Simple enough at first glance. A map reference of our destination with a caution to study our maps before deciding on the best route.

We were to avoid villages, farms and metal roads. Stick to little used paths and trails and where possible, we should keep to the rough terrain rather than taking the easy option.

One final thing.

We were given another codeword, - that of Bourbon.

If we heard that over the radio, it meant real trouble and we should try and make our way directly back to school, all the time being conscious that the place might be under siege.

We turned all but one radio off to conserve battery power and headed off.
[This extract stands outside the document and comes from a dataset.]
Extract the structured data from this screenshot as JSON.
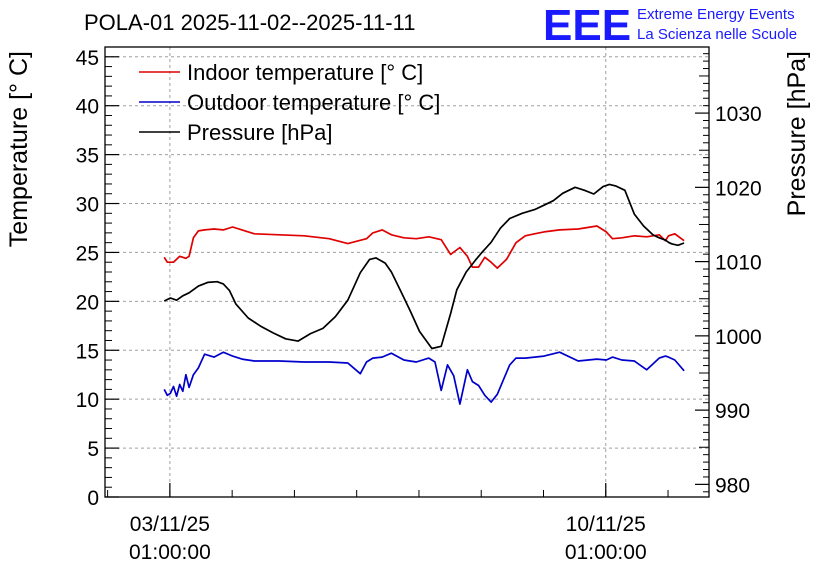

Clifford, our nominated map-reader, walked ahead of the group. Cliff was an experienced orienteer, fit, agile and used to walking the fells. It was good to have him with us.

We paused for a bite of food at one in the afternoon.

"We have two options guys. We can take the less strenuous route and sick to the low ground, or take the shorter route but this would mean a bit of a climb across those hills.

Steve? You're the senior rank, - what do you reckon?"

"What are the odds, Cliff? We take the shorter of the two and our medics will be shagged out, then if we take the easier of two, they're still going to end up fucked.

What route would you take if you were on your own?"

"Take to the hills. We can always help them with their packs if it comes to it, but then there's the bonus of getting to our destination way before we would've done by going the pretty route."

"Gets my vote. Everyone in agreement?"